Tutte le lampade della Chiesa erano di nuovo accese.
Il Pastore giaceva disteso presso l’ultima colonna di destra, di fianco al pulpito. Aveva la faccia contro terra.
Il commissario si chinò e girò il corpo, mettendolo a giacere sul dorso. Vide allora una ferita al sommo della testa, tra il principio del cuoio capelluto e la fronte. Il sangue gli rigava il volto. Aveva gli occhi chiusi. Respirava, però, quasi regolarmente. Un colpo violento, doveva esser stato, che gli aveva tolto i sensi, abbattendolo.
Un colpo di che? Di bastone, molto probabilmente, e vibrato con discreta forza. Colui che lo aveva colpito doveva trovarglisi di fronte.
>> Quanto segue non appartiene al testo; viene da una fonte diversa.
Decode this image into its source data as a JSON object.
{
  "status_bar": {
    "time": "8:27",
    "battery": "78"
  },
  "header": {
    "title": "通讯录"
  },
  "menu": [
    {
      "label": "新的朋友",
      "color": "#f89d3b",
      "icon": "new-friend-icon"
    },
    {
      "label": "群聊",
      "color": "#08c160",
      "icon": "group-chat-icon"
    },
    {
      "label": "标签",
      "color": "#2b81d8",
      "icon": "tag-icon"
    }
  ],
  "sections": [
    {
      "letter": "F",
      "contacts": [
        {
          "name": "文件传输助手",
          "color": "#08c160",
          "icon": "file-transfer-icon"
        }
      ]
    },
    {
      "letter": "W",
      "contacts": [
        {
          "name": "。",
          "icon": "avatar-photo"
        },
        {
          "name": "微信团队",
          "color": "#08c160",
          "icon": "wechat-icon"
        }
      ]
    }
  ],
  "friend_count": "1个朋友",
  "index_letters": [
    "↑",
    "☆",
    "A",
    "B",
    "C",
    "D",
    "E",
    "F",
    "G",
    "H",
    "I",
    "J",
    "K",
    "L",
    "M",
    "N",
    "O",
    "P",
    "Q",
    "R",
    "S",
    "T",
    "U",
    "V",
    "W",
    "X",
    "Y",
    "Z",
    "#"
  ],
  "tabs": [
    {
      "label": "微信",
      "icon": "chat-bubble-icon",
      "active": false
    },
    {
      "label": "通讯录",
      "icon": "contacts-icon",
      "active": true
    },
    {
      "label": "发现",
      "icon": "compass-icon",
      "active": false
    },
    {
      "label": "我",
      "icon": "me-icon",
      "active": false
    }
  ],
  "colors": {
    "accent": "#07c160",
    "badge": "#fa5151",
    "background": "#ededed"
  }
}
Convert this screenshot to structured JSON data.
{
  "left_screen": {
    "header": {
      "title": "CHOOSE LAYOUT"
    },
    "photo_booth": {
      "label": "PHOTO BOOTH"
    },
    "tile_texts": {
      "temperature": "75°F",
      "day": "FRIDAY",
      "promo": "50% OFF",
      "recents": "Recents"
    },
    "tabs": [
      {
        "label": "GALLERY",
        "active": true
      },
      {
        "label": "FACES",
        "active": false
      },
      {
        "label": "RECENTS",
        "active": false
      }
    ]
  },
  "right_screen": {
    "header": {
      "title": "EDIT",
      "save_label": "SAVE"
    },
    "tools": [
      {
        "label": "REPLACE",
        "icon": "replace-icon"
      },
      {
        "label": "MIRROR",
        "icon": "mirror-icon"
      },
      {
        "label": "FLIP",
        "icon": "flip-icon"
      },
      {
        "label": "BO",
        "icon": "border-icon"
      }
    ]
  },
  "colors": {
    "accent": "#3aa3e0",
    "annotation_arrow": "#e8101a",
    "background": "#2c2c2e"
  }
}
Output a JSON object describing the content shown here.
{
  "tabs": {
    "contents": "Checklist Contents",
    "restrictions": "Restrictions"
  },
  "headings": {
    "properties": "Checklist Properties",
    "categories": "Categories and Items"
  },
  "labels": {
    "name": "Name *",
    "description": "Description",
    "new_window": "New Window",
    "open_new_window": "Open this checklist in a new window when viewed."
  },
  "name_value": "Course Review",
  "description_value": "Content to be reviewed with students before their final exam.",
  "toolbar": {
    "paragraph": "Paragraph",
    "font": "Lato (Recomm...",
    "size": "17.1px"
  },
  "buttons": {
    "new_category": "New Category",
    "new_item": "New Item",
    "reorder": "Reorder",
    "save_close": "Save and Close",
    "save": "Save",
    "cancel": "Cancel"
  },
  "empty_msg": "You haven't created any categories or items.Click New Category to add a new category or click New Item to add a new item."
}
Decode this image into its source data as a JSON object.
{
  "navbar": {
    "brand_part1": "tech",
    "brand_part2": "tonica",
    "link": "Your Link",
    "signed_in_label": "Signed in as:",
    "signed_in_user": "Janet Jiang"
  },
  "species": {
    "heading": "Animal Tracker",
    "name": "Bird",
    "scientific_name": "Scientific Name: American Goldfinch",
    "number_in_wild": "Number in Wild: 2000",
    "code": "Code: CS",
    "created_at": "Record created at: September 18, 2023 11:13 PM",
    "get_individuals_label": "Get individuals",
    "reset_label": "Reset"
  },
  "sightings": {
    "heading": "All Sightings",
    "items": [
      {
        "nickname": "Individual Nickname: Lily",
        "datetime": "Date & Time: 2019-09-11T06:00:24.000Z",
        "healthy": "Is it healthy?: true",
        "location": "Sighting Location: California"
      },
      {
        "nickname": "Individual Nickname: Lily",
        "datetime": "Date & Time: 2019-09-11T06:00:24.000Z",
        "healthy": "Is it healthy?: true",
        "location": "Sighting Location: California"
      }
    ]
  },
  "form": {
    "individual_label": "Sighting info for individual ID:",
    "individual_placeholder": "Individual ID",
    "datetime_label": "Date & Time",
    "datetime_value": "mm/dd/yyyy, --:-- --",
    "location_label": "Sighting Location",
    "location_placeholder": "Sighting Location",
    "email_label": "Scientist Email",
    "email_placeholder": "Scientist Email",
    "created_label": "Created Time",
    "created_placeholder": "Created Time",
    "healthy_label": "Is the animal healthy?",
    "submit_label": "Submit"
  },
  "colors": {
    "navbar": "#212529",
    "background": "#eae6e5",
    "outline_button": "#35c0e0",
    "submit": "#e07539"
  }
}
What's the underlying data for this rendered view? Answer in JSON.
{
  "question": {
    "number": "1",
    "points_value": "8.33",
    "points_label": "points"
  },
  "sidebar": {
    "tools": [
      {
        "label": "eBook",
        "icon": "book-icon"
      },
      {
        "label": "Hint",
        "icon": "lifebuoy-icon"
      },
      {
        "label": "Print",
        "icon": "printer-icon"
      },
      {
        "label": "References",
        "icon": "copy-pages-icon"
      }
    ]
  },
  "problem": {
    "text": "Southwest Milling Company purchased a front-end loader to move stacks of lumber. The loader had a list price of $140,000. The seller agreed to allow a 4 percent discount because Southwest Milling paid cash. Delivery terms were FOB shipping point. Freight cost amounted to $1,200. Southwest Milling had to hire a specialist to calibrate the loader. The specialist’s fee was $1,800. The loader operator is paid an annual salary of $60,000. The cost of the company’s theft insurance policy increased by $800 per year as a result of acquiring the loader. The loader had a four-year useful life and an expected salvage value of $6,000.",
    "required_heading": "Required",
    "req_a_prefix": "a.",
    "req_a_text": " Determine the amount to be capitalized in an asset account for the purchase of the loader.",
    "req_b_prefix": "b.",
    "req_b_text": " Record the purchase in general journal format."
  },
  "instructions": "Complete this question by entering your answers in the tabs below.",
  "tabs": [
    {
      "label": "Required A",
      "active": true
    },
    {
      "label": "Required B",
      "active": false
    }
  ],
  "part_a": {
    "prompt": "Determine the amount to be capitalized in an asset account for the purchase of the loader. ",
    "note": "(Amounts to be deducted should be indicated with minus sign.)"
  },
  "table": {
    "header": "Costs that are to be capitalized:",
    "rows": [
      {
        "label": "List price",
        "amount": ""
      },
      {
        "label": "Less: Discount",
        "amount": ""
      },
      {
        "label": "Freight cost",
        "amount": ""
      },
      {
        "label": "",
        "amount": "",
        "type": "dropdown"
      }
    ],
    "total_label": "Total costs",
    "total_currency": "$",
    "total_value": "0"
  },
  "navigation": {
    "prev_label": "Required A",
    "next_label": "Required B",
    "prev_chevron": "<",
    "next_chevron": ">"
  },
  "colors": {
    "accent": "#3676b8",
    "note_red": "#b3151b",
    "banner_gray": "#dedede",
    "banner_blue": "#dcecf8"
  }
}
Il Pastore non poteva non averlo veduto.
De Vincenzi si guardò attorno.
– Aiutatemi a trasportarlo...
Fu sempre la vecchia, che si prestò ad afferrare il Pastore pei piedi, così come era stata lei a rispondere alle domande del commissario.
Lo portarono nella sala e lo misero sul divano nero.
– Fategli qualche bagnolo alla fronte. Adesso, verrà il medico.
E lui tornò nella Chiesa.
Vide la porticina nell’angolo estremo, dietro il pulpito. Era aperta. Dava sopra un corridoio buio. Tornò indietro. Sapeva già che quel corridoio terminava con la porta, che dava sulla strada. E doveva essere aperta anche quella.
Guardò attentamente le pareti, il pulpito, la colonna. Sullo spigolo della colonna, a più di un metro da terra, scorse una macchiolina di sangue. Non trovò altro. E tornò presso il divano, a guardare Virginia, che premeva con delicatezza un tovagliolo inzuppato d’acqua e aceto sulla fronte del Pastore e glielo passava leggermente sul volto, per tergerne il sangue.
Il nano stava presso alla porta. S’era cacciate le dita della mano sinistra nella barba rossigna e cresputa e guardava attorno a sé, con l’unico occhio aperto, perplesso.